Median rental data was not captured for Cherry Tree Hill. Use current realestate.com.au and Domain listings to triangulate a realistic weekly rent before committing, then feed that number into our rental yield calculator.
With 79% houses in a 51-person market, renovation margins depend on individual street and aspect rather than any suburb-wide story — do comparable-sales analysis before committing capital.
Run the numbers on a Cherry Tree Hill property
Scenario comparison, cash flow analysis, tax modelling, and PDF export — all in one place.
Create free account →Capital-growth expectations for Cherry Tree Hill are modest for 2026 — incomes 20% below the NSW median of $97,552 and a population of 51 suggest gains will lag headline metro markets. Rental fundamentals will need to be verified against live listings, as a clean median rent was not recorded for Cherry Tree Hill. The EquitySight investment score of 35/100 places Cherry Tree Hill in the lower tier of Australian suburbs we profile, and overall investor sentiment is cautious heading into the second half of 2026.
Lived in Cherry Tree Hill? Help other investors with an honest 100-word review. Sign-in required; all reviews are manually moderated before they appear.
Cherry Tree Hill scores 35/100 on our EquitySight investment framework — a weak rating. That score is driven by a population of 51, median household income of $77,948/year. Whether it fits your portfolio depends on whether you are targeting cash flow, capital growth, or a value-add renovation — all three are scored with suburb-specific numbers elsewhere on this page.
The main demand drivers in Cherry Tree Hill are a median household income of $77,948/year, a dwelling mix that is 79% separate houses, roughly 1 schools and 1 parks within the catchment. Together these shape both owner-occupier and tenant demand and are the factors we weight most heavily in the suburb's investment score.
Cherry Tree Hill has a usual resident population of approximately 51, compared with a New South Wales suburb median of 5,325 — placing it in the lower half of the state's suburbs by size. Population is the clearest proxy for market depth: more residents mean more transactions and typically a shorter average days-on-market on resale.
Cherry Tree Hill sits 479 km straight-line from the Sydney CBD. This is a regional market where CBD distance is only indicative — local industry diversity and commute alternatives matter more.
A reliable median rent was not captured for Cherry Tree Hill.
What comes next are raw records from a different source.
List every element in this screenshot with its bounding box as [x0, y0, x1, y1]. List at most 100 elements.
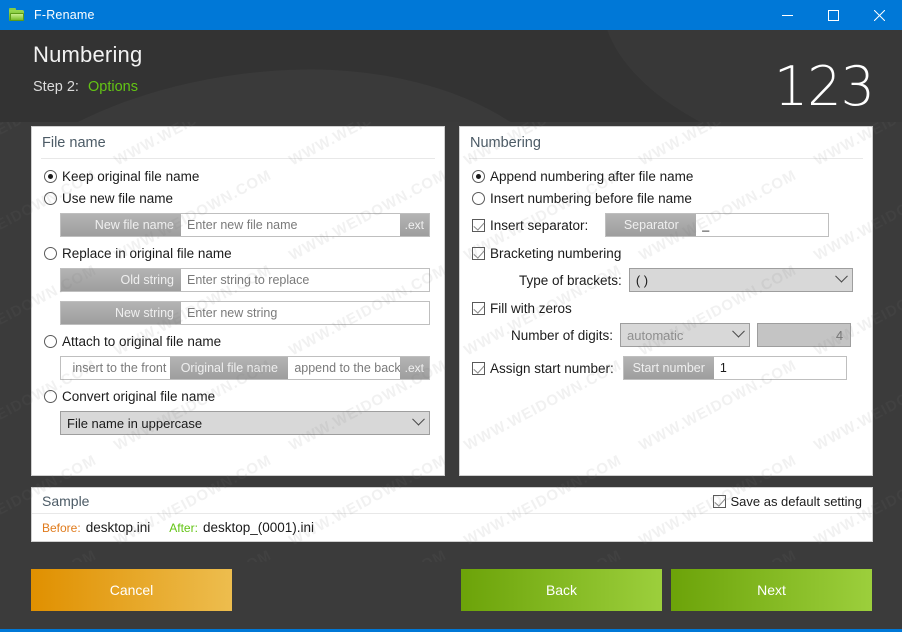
radio-label: Keep original file name: [62, 169, 200, 184]
convert-mode-value: File name in uppercase: [67, 415, 203, 431]
maximize-icon[interactable]: [810, 0, 856, 30]
chevron-down-icon: [834, 269, 848, 283]
radio-use-new-name[interactable]: Use new file name: [44, 191, 432, 206]
assign-start-number-label: Assign start number:: [490, 360, 614, 376]
radio-icon: [44, 390, 57, 403]
sample-after-value: desktop_(0001).ini: [202, 520, 315, 535]
title-bar: F-Rename: [0, 0, 902, 30]
type-of-brackets-select[interactable]: ( ): [628, 268, 853, 292]
file-name-panel: File name Keep original file name Use ne…: [31, 126, 445, 476]
radio-icon: [44, 192, 57, 205]
chevron-down-icon: [412, 412, 425, 426]
save-as-default-row[interactable]: Save as default setting: [713, 494, 862, 509]
save-as-default-label: Save as default setting: [730, 493, 862, 509]
assign-start-number-row: Assign start number: Start number 1: [472, 356, 860, 380]
type-of-brackets-value: ( ): [635, 272, 649, 288]
old-string-input[interactable]: Enter string to replace: [181, 269, 429, 291]
sample-preview-row: Before: desktop.ini After: desktop_(0001…: [32, 514, 872, 535]
sample-before-key: Before:: [42, 521, 81, 535]
radio-label: Attach to original file name: [62, 334, 222, 349]
new-file-name-chip: New file name: [61, 214, 181, 236]
radio-attach-to-original[interactable]: Attach to original file name: [44, 334, 432, 349]
start-number-input[interactable]: 1: [713, 357, 846, 379]
separator-field: Separator _: [605, 213, 830, 237]
radio-icon: [44, 335, 57, 348]
next-button[interactable]: Next: [671, 569, 872, 611]
step-value: Options: [87, 79, 138, 95]
radio-icon: [472, 192, 485, 205]
radio-insert-numbering[interactable]: Insert numbering before file name: [472, 191, 860, 206]
assign-start-number-checkbox[interactable]: [472, 361, 485, 375]
start-number-chip: Start number: [623, 357, 714, 379]
workspace: WWW.WEIDOWN.COMWWW.WEIDOWN.COMWWW.WEIDOW…: [0, 122, 902, 632]
bracketing-checkbox[interactable]: [472, 247, 485, 260]
insert-separator-row: Insert separator: Separator _: [472, 213, 860, 237]
sample-title: Sample: [42, 493, 90, 509]
type-of-brackets-label: Type of brackets:: [519, 272, 622, 288]
original-file-name-chip: Original file name: [170, 357, 289, 379]
sample-before-value: desktop.ini: [85, 520, 151, 535]
radio-convert-original[interactable]: Convert original file name: [44, 389, 432, 404]
radio-label: Insert numbering before file name: [490, 191, 692, 206]
radio-label: Use new file name: [62, 191, 174, 206]
page-title: Numbering: [33, 42, 143, 67]
app-title: F-Rename: [34, 8, 95, 22]
number-of-digits-value: automatic: [627, 327, 684, 343]
chevron-down-icon: [732, 324, 745, 338]
insert-separator-checkbox[interactable]: [472, 218, 485, 232]
radio-append-numbering[interactable]: Append numbering after file name: [472, 169, 860, 184]
fill-with-zeros-row[interactable]: Fill with zeros: [472, 301, 860, 316]
insert-separator-label: Insert separator:: [490, 217, 589, 233]
new-string-chip: New string: [61, 302, 181, 324]
page-header: Numbering Step 2: Options 123: [0, 30, 902, 122]
fill-with-zeros-checkbox[interactable]: [472, 302, 485, 315]
radio-label: Replace in original file name: [62, 246, 232, 261]
new-file-name-input[interactable]: Enter new file name: [181, 214, 400, 236]
radio-icon: [44, 170, 57, 183]
new-string-row: New string Enter new string: [60, 301, 430, 325]
numbering-panel: Numbering Append numbering after file na…: [459, 126, 873, 476]
save-as-default-checkbox[interactable]: [713, 494, 727, 508]
start-number-field: Start number 1: [622, 356, 847, 380]
sample-panel: Sample Save as default setting Before: d…: [31, 487, 873, 542]
numbering-panel-title: Numbering: [470, 135, 541, 151]
extension-suffix: .ext: [399, 357, 429, 379]
attach-row: insert to the front Original file name a…: [60, 356, 430, 380]
radio-icon: [472, 170, 485, 183]
convert-mode-select[interactable]: File name in uppercase: [60, 411, 430, 435]
radio-label: Append numbering after file name: [490, 169, 694, 184]
file-name-panel-title: File name: [42, 135, 106, 151]
radio-keep-original[interactable]: Keep original file name: [44, 169, 432, 184]
step-indicator: Step 2: Options: [33, 79, 138, 95]
separator-input[interactable]: _: [696, 214, 829, 236]
new-file-name-row: New file name Enter new file name .ext: [60, 213, 430, 237]
number-of-digits-select[interactable]: automatic: [620, 323, 751, 347]
bracketing-row[interactable]: Bracketing numbering: [472, 246, 860, 261]
bracketing-label: Bracketing numbering: [490, 246, 622, 261]
minimize-icon[interactable]: [764, 0, 810, 30]
close-icon[interactable]: [856, 0, 902, 30]
radio-label: Convert original file name: [62, 389, 216, 404]
radio-icon: [44, 247, 57, 260]
extension-suffix: .ext: [399, 214, 429, 236]
new-string-input[interactable]: Enter new string: [181, 302, 429, 324]
back-button[interactable]: Back: [461, 569, 662, 611]
attach-back-input[interactable]: append to the back: [288, 357, 400, 379]
number-of-digits-label: Number of digits:: [511, 327, 614, 343]
radio-replace-in-original[interactable]: Replace in original file name: [44, 246, 432, 261]
folder-icon: [9, 8, 25, 22]
footer: Cancel Back Next: [0, 562, 902, 632]
sample-after-key: After:: [169, 521, 198, 535]
fill-with-zeros-label: Fill with zeros: [490, 301, 572, 316]
number-of-digits-row: Number of digits: automatic 4: [511, 323, 860, 347]
separator-chip: Separator: [606, 214, 697, 236]
type-of-brackets-row: Type of brackets: ( ): [519, 268, 860, 292]
old-string-row: Old string Enter string to replace: [60, 268, 430, 292]
cancel-button[interactable]: Cancel: [31, 569, 232, 611]
old-string-chip: Old string: [61, 269, 181, 291]
digits-count-field[interactable]: 4: [757, 323, 852, 347]
attach-front-input[interactable]: insert to the front: [61, 357, 171, 379]
panels-container: File name Keep original file name Use ne…: [31, 126, 873, 476]
numbering-logo: 123: [773, 55, 875, 118]
window-controls: [764, 0, 902, 30]
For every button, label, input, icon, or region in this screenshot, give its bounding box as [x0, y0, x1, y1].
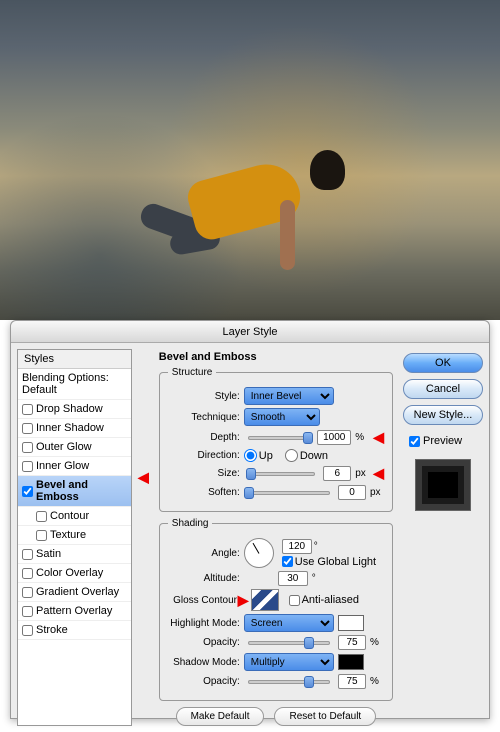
section-title: Bevel and Emboss: [159, 351, 393, 363]
styles-header[interactable]: Styles: [18, 350, 131, 369]
settings-panel: Bevel and Emboss Structure Style: Inner B…: [155, 349, 397, 726]
checkbox-color-overlay[interactable]: [22, 568, 33, 579]
checkbox-inner-glow[interactable]: [22, 461, 33, 472]
blending-options-row[interactable]: Blending Options: Default: [18, 369, 131, 400]
checkbox-stroke[interactable]: [22, 625, 33, 636]
altitude-label: Altitude:: [168, 573, 240, 584]
style-inner-shadow[interactable]: Inner Shadow: [18, 419, 131, 438]
shadow-color-swatch[interactable]: [338, 654, 364, 670]
soften-slider[interactable]: [248, 491, 330, 495]
annotation-arrow-icon: ◀: [373, 429, 384, 446]
make-default-button[interactable]: Make Default: [176, 707, 265, 726]
gloss-contour-picker[interactable]: [251, 589, 279, 611]
preview-swatch: [415, 459, 471, 511]
ok-button[interactable]: OK: [403, 353, 483, 373]
technique-label: Technique:: [168, 412, 240, 423]
altitude-input[interactable]: [278, 571, 308, 586]
highlight-opacity-slider[interactable]: [248, 641, 330, 645]
size-label: Size:: [168, 468, 240, 479]
figure-illustration: [130, 140, 360, 300]
dialog-title: Layer Style: [11, 321, 489, 343]
highlight-opacity-input[interactable]: [338, 635, 366, 650]
style-bevel-emboss[interactable]: Bevel and Emboss: [18, 476, 131, 507]
style-texture[interactable]: Texture: [18, 526, 131, 545]
shadow-opacity-label: Opacity:: [168, 676, 240, 687]
shadow-opacity-slider[interactable]: [248, 680, 330, 684]
style-color-overlay[interactable]: Color Overlay: [18, 564, 131, 583]
highlight-color-swatch[interactable]: [338, 615, 364, 631]
style-drop-shadow[interactable]: Drop Shadow: [18, 400, 131, 419]
depth-slider[interactable]: [248, 436, 309, 440]
checkbox-contour[interactable]: [36, 511, 47, 522]
size-input[interactable]: [323, 466, 351, 481]
highlight-mode-label: Highlight Mode:: [168, 618, 240, 629]
style-satin[interactable]: Satin: [18, 545, 131, 564]
style-label: Style:: [168, 391, 240, 402]
direction-down-radio[interactable]: [285, 449, 298, 462]
dialog-buttons: OK Cancel New Style... Preview: [403, 349, 483, 726]
checkbox-inner-shadow[interactable]: [22, 423, 33, 434]
style-gradient-overlay[interactable]: Gradient Overlay: [18, 583, 131, 602]
checkbox-satin[interactable]: [22, 549, 33, 560]
background-artwork: [0, 0, 500, 320]
annotation-arrow-icon: ◀: [373, 465, 384, 482]
styles-list: Styles Blending Options: Default Drop Sh…: [17, 349, 132, 726]
style-select[interactable]: Inner Bevel: [244, 387, 334, 405]
structure-group: Structure Style: Inner Bevel Technique: Sm…: [159, 367, 393, 512]
antialiased-checkbox[interactable]: [289, 595, 300, 606]
soften-input[interactable]: [338, 485, 366, 500]
shadow-mode-label: Shadow Mode:: [168, 657, 240, 668]
checkbox-bevel-emboss[interactable]: [22, 486, 33, 497]
angle-label: Angle:: [168, 548, 240, 559]
technique-select[interactable]: Smooth: [244, 408, 320, 426]
shadow-opacity-input[interactable]: [338, 674, 366, 689]
soften-label: Soften:: [168, 487, 240, 498]
shadow-mode-select[interactable]: Multiply: [244, 653, 334, 671]
preview-label: Preview: [423, 435, 462, 447]
preview-checkbox[interactable]: [409, 436, 420, 447]
direction-up-radio[interactable]: [244, 449, 257, 462]
shading-group: Shading Angle: ° Use Global Light Altitu…: [159, 518, 393, 701]
new-style-button[interactable]: New Style...: [403, 405, 483, 425]
reset-default-button[interactable]: Reset to Default: [274, 707, 376, 726]
checkbox-gradient-overlay[interactable]: [22, 587, 33, 598]
style-inner-glow[interactable]: Inner Glow: [18, 457, 131, 476]
gloss-contour-label: Gloss Contour:: [168, 595, 240, 606]
style-contour[interactable]: Contour: [18, 507, 131, 526]
checkbox-texture[interactable]: [36, 530, 47, 541]
angle-dial[interactable]: [244, 538, 274, 568]
annotation-arrow-icon: ▶: [238, 592, 249, 609]
angle-input[interactable]: [282, 539, 312, 554]
style-stroke[interactable]: Stroke: [18, 621, 131, 640]
size-slider[interactable]: [248, 472, 315, 476]
checkbox-drop-shadow[interactable]: [22, 404, 33, 415]
annotation-arrow-icon: ◀: [138, 469, 149, 486]
direction-label: Direction:: [168, 450, 240, 461]
structure-legend: Structure: [168, 367, 217, 378]
layer-style-dialog: Layer Style Styles Blending Options: Def…: [10, 320, 490, 719]
global-light-checkbox[interactable]: [282, 556, 293, 567]
cancel-button[interactable]: Cancel: [403, 379, 483, 399]
shading-legend: Shading: [168, 518, 213, 529]
checkbox-pattern-overlay[interactable]: [22, 606, 33, 617]
depth-label: Depth:: [168, 432, 240, 443]
style-outer-glow[interactable]: Outer Glow: [18, 438, 131, 457]
checkbox-outer-glow[interactable]: [22, 442, 33, 453]
style-pattern-overlay[interactable]: Pattern Overlay: [18, 602, 131, 621]
highlight-opacity-label: Opacity:: [168, 637, 240, 648]
highlight-mode-select[interactable]: Screen: [244, 614, 334, 632]
depth-input[interactable]: [317, 430, 351, 445]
Benchmark expected weekly rent on realestate.com.au and Domain, or the state rental tribunal's rent dashboard. Most Australian investors target a 4–5% gross yield as a baseline.
The median monthly mortgage repayment in Cherry Tree Hill is $2,383, or approximately $28,596/year (vs $2,167/month state median). Stress-test your own borrowing at rates 1–2 percentage points above today's to make sure you can still service the loan through an RBA tightening cycle.
Census data was not complete enough in Cherry Tree Hill to compute a clean rent-to-mortgage coverage. Use current listings to benchmark weekly rent, then plug your expected purchase price into our rental yield calculator to see whether the investment runs cash-flow positive or negative.
The main risks are a thin buyer pool (51 residents), interest-rate sensitivity on the $2,383 median mortgage, below-median household incomes ($77,948 vs $97,552 state median), the broader New South Wales market cycle. Each of these is covered in the Risk Factors section above with suburb-specific numbers rather than generic warnings.
Every number on this page comes from the ABS 2021 Census of Population and Housing, Australia Post postcode reference data, and OpenStreetMap amenity tiles. The investment score, strategy verdicts, and comparison table are computed deterministically from those inputs — no opinion, no estimation. See our full methodology and the data sources and licences for the formulas we use.